What’s in Democrats’ $3.5 trillion budget plan? Here’s what we know so far

Lisa Desjardins:

If our viewers take anything away from this conversation that you and I have, I want them to understand there are two different bills here moving at the same time.

And, politically, they’re different, but they’re connected. Let me go through those. First of all, to start with that budget agreement, we just talked about that big, historically, perhaps largest spending deal we will ever see in American history.

You look at the size of that, say if it was depicted in a circle, $3.5 trillion, that’s the budget agreement. Now, compare that to the infrastructure deal that’s also being worked out separately, $1 trillion, smaller, but also relatively large historically.

Now, the budget agreement, that is something that is going to be partisan in nature, vs. the infrastructure deal, which is going to be bipartisan. That needs Republican support to pass the Senate vs., again, the budget agreement, which will likely pass with only Democratic votes through the process called reconciliation.

Basically, Judy, the issue is, they’re trying to navigate both of these bills at one time, so that people who think, say, the big Democratic $3 trillion bill is too big, they might like the smaller infrastructure bill.

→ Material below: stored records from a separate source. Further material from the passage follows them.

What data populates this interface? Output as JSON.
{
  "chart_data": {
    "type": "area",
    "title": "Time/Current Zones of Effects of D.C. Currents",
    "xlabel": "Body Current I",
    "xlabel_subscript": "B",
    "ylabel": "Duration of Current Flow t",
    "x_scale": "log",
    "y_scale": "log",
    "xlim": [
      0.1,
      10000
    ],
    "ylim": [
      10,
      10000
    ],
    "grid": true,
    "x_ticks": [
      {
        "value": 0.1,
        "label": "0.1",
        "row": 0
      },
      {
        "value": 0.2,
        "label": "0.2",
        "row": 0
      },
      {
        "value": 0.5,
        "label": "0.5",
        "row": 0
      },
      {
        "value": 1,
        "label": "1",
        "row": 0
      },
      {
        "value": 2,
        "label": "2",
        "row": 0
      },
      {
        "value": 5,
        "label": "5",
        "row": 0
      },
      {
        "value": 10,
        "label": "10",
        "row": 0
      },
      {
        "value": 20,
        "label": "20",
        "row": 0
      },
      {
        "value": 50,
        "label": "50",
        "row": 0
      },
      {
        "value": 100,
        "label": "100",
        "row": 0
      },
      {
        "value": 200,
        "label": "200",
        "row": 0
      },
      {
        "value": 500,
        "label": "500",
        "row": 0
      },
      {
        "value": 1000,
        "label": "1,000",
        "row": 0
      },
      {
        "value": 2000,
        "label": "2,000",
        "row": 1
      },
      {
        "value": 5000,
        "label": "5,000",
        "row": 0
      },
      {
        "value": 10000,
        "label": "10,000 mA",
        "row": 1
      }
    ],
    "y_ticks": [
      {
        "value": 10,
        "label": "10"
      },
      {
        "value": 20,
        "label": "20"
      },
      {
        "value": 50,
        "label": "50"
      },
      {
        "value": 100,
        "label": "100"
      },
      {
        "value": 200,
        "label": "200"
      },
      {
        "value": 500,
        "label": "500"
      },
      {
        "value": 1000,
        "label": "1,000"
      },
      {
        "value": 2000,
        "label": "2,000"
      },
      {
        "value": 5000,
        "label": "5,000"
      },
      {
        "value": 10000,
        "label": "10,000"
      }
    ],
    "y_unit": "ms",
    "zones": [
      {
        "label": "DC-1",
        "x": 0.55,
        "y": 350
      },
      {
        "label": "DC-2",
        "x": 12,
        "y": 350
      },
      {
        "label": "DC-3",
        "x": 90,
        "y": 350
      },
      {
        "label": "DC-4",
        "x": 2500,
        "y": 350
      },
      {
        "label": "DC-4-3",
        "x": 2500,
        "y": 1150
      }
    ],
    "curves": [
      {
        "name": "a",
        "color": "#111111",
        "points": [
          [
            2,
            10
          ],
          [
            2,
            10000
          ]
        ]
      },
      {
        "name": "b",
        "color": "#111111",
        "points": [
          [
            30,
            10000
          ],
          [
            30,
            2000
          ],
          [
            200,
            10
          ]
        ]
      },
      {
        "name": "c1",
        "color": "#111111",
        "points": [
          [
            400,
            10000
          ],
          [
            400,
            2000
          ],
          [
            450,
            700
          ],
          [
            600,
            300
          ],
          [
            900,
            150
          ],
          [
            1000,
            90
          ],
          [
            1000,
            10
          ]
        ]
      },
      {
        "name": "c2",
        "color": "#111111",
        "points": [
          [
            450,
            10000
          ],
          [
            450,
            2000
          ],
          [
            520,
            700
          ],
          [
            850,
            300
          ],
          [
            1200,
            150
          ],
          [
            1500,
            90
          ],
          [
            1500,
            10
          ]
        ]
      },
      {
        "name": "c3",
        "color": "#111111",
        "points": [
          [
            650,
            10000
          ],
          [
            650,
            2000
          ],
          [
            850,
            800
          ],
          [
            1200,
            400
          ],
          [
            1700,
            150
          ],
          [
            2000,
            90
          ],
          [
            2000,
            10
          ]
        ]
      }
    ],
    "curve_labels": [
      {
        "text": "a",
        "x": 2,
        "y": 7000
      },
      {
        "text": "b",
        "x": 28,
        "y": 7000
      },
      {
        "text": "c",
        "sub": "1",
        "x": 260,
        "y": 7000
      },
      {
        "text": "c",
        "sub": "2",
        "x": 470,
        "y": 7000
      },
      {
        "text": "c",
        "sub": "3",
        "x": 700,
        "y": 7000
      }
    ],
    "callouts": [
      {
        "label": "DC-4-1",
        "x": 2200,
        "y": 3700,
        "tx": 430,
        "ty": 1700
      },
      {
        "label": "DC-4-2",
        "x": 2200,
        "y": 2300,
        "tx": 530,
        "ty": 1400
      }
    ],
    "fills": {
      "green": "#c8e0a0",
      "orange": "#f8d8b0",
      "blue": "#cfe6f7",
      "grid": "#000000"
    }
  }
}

By having these move at the same time, they’re trying to leverage votes on both sides and trying to thread a very tricky needle. They also have to get both of these things through the House. There are 531 members of Congress, Judy, so that’s 531 ways this thing could fall apart.

But it’s come much farther than most people think. So there is hope for both of these Democratic proposals and bipartisan proposals right now.